We support the automatic enrollment of all prescribers and dispensers and call on them to participate fully in the program. We also believe improvements to the program, such as establishing real-time information and integrating the program into electronic health records, will enhance monitoring and reduce diversion of drugs.

Other actions should also be considered. As the respected CommonWealth Magazine has noted, no hard data exists on the state’s opiate problem. We need better and updated information. We must learn more about the source of these drugs: How many are stolen, taken from home medicine cabinets, obtained illegally from street dealers or out-of-state sources, or bought on the internet? Answers to these questions will help target preventive efforts.
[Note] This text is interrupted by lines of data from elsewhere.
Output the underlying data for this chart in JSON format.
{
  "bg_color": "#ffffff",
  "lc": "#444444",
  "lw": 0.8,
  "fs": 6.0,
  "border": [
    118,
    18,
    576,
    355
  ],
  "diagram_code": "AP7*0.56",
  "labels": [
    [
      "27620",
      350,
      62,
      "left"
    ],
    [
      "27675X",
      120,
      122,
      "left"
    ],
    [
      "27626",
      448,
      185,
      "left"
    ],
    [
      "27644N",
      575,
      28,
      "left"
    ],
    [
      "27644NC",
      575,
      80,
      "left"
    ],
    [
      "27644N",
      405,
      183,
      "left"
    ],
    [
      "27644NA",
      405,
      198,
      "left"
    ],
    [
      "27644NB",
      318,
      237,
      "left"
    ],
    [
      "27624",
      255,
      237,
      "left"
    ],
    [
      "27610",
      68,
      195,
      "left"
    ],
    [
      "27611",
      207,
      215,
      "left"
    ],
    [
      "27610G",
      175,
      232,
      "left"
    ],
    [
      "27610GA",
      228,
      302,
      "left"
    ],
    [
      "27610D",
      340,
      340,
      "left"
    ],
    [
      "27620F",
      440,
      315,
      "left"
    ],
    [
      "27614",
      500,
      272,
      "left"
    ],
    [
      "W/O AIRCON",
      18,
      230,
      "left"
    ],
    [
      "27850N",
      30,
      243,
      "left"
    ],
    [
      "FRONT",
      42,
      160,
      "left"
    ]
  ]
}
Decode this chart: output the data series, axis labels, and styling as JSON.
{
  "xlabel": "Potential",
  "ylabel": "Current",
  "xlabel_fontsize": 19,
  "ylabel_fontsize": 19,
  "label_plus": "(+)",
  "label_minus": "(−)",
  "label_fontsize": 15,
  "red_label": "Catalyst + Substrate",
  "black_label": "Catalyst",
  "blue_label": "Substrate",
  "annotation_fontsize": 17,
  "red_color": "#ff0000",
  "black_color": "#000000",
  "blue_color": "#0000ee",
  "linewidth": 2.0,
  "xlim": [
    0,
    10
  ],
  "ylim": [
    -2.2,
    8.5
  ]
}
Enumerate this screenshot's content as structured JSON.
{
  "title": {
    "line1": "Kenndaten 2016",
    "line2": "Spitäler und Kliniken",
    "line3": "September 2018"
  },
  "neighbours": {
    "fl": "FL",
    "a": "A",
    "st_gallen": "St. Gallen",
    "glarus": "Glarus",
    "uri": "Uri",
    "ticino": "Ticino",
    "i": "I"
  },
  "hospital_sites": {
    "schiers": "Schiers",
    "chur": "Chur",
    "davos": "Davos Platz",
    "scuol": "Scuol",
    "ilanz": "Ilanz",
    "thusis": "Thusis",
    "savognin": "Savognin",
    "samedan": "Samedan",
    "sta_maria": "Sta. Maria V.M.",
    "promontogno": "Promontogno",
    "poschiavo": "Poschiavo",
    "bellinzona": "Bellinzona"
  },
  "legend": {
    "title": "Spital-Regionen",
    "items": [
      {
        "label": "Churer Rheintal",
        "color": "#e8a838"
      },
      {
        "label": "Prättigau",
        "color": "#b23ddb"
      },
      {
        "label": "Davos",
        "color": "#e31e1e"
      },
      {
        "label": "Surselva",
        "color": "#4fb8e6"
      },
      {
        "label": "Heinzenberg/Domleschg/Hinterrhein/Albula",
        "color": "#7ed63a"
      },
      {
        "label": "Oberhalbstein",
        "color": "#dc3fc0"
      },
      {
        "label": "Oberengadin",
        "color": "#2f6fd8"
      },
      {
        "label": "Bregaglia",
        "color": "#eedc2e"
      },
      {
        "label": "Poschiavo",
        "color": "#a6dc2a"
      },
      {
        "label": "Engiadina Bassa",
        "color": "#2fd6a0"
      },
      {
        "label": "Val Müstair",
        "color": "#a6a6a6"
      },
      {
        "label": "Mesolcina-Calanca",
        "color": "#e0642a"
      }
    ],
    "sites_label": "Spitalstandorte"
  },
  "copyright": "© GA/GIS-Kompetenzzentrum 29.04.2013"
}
Pharmaceutical companies must play a role in assessing any discrepancies between the manufactured supply of medicines and actual patient demand, as their market studies usually include these estimates.

Drug take-back or return measures can be expanded. The Medical Society, for example, has advocated for legislation requiring pharmacies to have a “take back and disposal” policy for unused and expired medications.

We must also recognize the patient’s role. In the final analysis, the drugs are in the patient’s hands, and responsible use, storage, and disposal are absolutely critical. More patient education is a must.

Prescription medications are some of medicine’s best therapies, and yet they’ve become the root of one of today’s biggest public health problems. The governor’s declaration has properly elevated opiate abuse to a public health priority; his call to action should represent just the beginning of a sustained analysis and long-term effort for solutions.

Ronald Dunlap, M.D., a cardiologist in Weymouth, is president of the Massachusetts Medical Society, the statewide association of physicians with more than 24,000 members.